Discussions

Thanks ! That is the "magic sauce" I needed.

Agree that loop iteration will slow down for larger numbers, that's a nice demonstration of it.

The 'Substitute Into()' syntax is what I'd been missing

I reworked the graph to see the O(N) behavior and add a jsl loop that also achieves the O(N) behavior. The red, green, and blue curves now measure time per concatenated row. The red and green curves stabilize around .3µs / row but the blue curve is getting slower and slower per row copied for bigger and bigger problems because the blue loop recopies all of the previously copied data (and reallocates the matrix) for each mat added to the result. The last blue dot is 180µs * 3.8M rows, or 11 minutes. The red and green dots are ~200X faster.

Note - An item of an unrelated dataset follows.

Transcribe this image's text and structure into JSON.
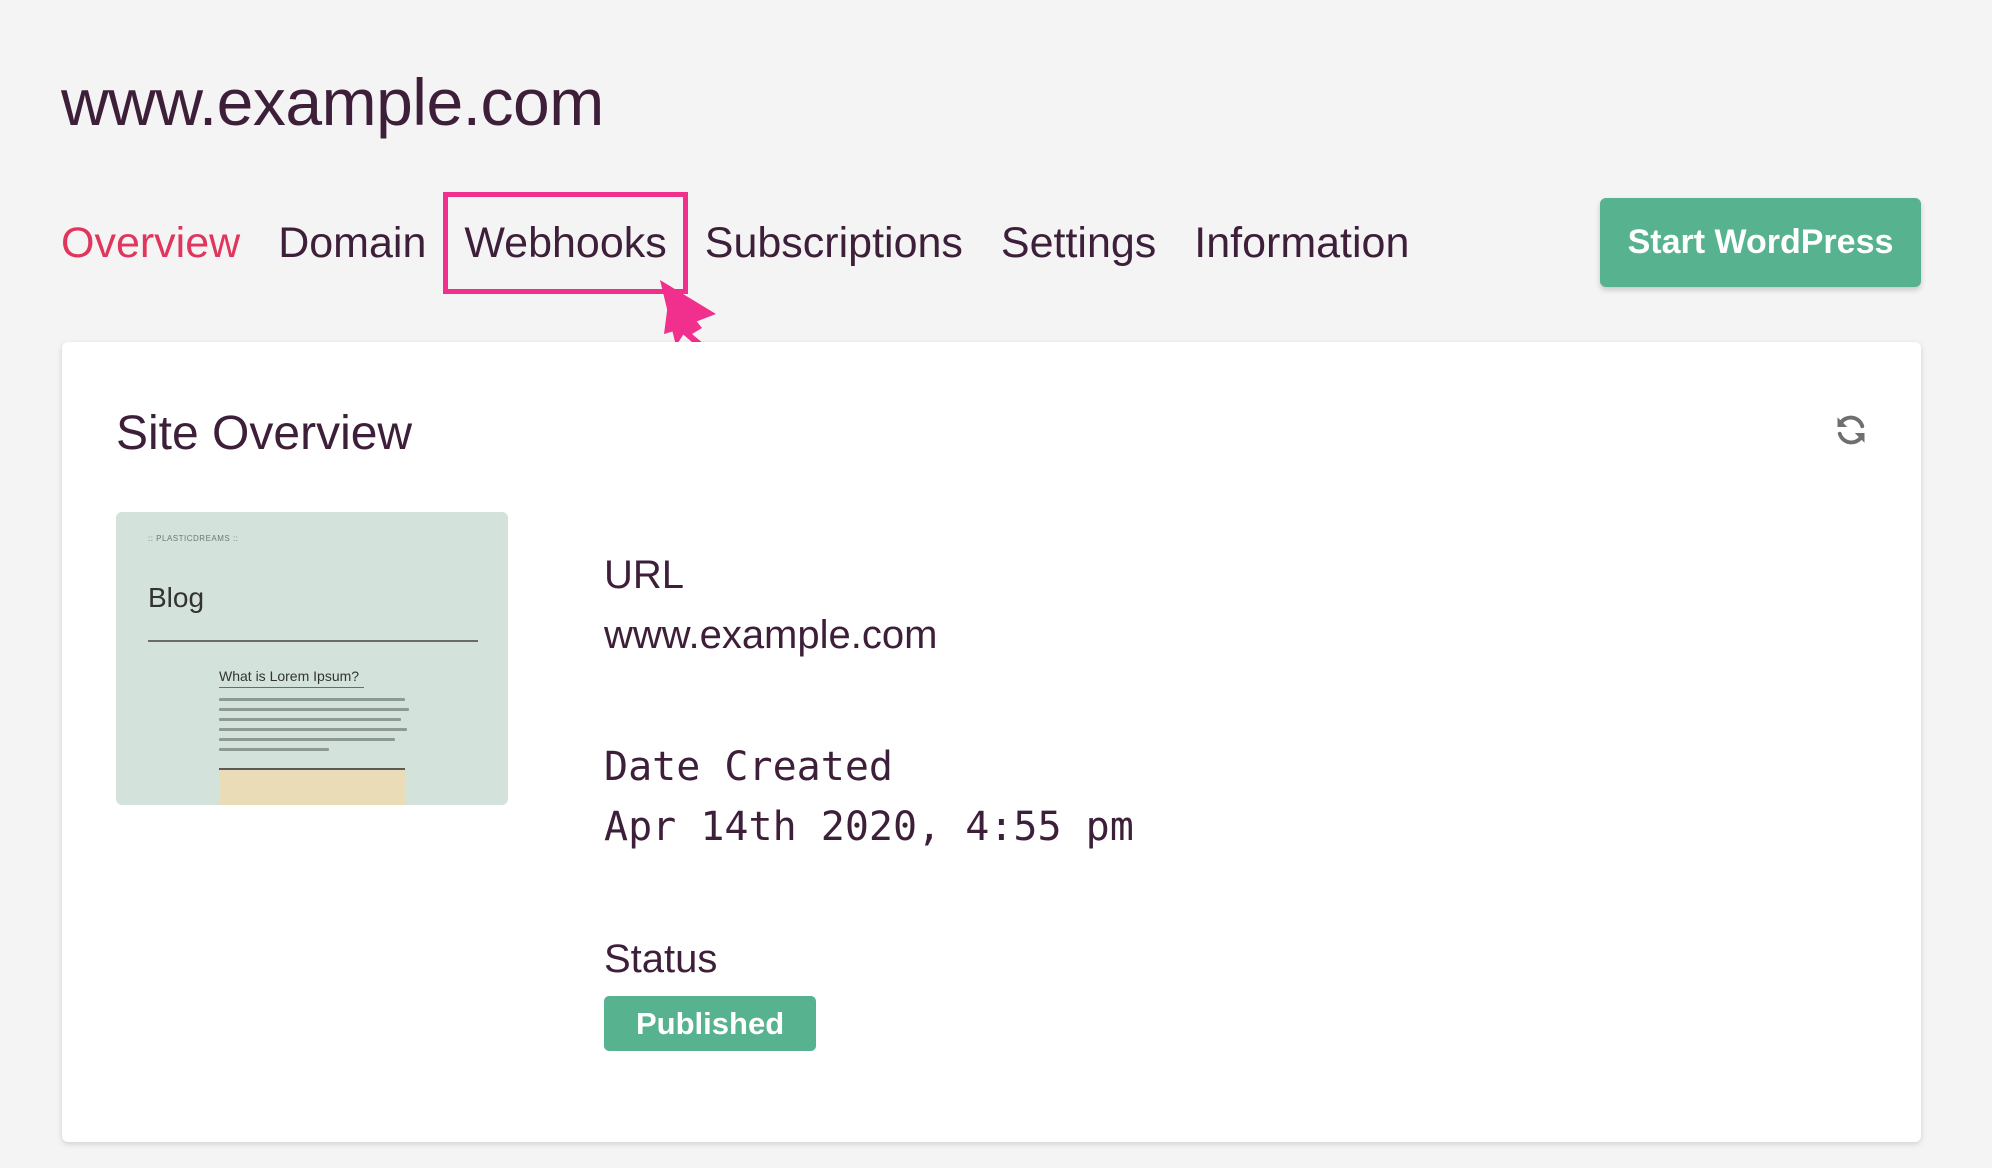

dt = New Table( "timecat", New Column( "nmats" ), New Column( "loop" ), New Column( "eval" ), New Column( "copy" ) );
dt << Graph Builder( Size( 1000, 500 ), Show Control Panel( 0 ), Legend Position( "Inside Left" ),
	Variables( X( :nmats ), Y( :loop ), Y( :eval, Position( 1 ) ), Y( :copy, Position( 1 ) ) ),
	Elements( Points( X, Y( 1 ), Y( 2 ), Y( 3 ), Legend( 3 ) ) ),
	SendToReport( Dispatch( {}, "loop", ScaleBox,
			{Scale( "Log" ), Format( "Best", 6 ), Min( 0.1 ), Max( 100 ), Inc( 1 ), Minor Ticks( 1 ), Add Ref Line( 0.2, "Solid", "Black", ".2", 1 ),
			Add Ref Line( 0.4, "Solid", "Black", ".4", 1 ), Label Row( Show Minor Labels( 0 ) )} ),
		Dispatch( {}, "graph title", TextEditBox, {Set Text( "smaller is better" )} ),
		Dispatch( {}, "X title", TextEditBox, {Set Text( "number of concats" )} ),
		Dispatch( {}, "Y title", TextEditBox, {Set Text( "microseconds / row" )} ) ) );
		
For( N = 1, N < 3000, N = Ceiling( n * 1.2 ), // build a bunch of test sets of bigger and bigger sizes
	result1 = result2 = result3 = .; // clear previous run memory, if any
	OutputList = {}; // will be a list of matrices
	For( i = 1, i <= N + 1, i++, 
  // do some calculations, generate a matrix of results, call it,  ThisM
		ThisM = J( i, 30, i ); // rows, cols, initial value. 30 makes this demo run in a reasonable time.
		Insert Into( OutputList, ThisM );
	);
// copy... fastest, green in graph, O(N) behavior. Use the red eval below because it is simpler?
	start = HP Time();
	// find total rows and pre-allocate
	nr = 0;
	nc = N Cols( OutputList[1] );
	For( i = 1, i <= N Items( OutputList ), i += 1,
		nr += N Rows( OutputList[i] );
		If( nc != N Cols( OutputList[i] ),
			Throw( "bad cols" )
		);
	);
	result3 = J( nr, nc, . ); // allocate the result, exactly one time
	nr = 0;
	For( i = 1, i <= N Items( OutputList ), i += 1,
		result3[nr + 1 :: nr + N Rows( OutputList[i] ), 0] = OutputList[i]; // copy pieces into the pre-allocated result
		nr += N Rows( OutputList[i] ); // position the next piece after this one
	);
	t3 = HP Time() - start;
// loop is slower ... blue in graph. This exhibits terrible O(N^2) behavior--reallocates the result bigger and bigger
	start = HP Time();
	result1 = OutputList[1];
	For( i = 2, i <= N Items( OutputList ), i += 1,
		result1 |/= OutputList[i]; // this is the vconcat into operator. copies all the previous data into a bigger mat, each time.
	);
	t1 = HP Time() - start;
// eval is faster ... red in graph ... last, because OutputList is modified. Easier than the green copy and same O(N) result.
	start = HP Time();
	Substitute Into( OutputList, {}, Expr( vconcat ) ); // convert {a,b,c} -> vconcat(a,b,c)
	result2 = Eval( OutputList ); // evaluate the expression
	t2 = HP Time() - start;

// capture the timings
	dt << addrows( 1 );
	dt:nmats[N Rows( dt )] = N;
	dt:loop[N Rows( dt )] = t1 / N Rows( result1 );
	dt:eval[N Rows( dt )] = t2 / N Rows( result2 );
	dt:copy[N Rows( dt )] = t3 / N Rows( result3 );
	If( !All( result1 == result2 ) | !All( result1 == result3 ) | !(N Rows( result1 ) == N Rows( result2 ) == N Rows( result3 )),
		Throw( "bug?" ) // they should be identical
	);
	Wait( .1 ); // watch the graph grow
);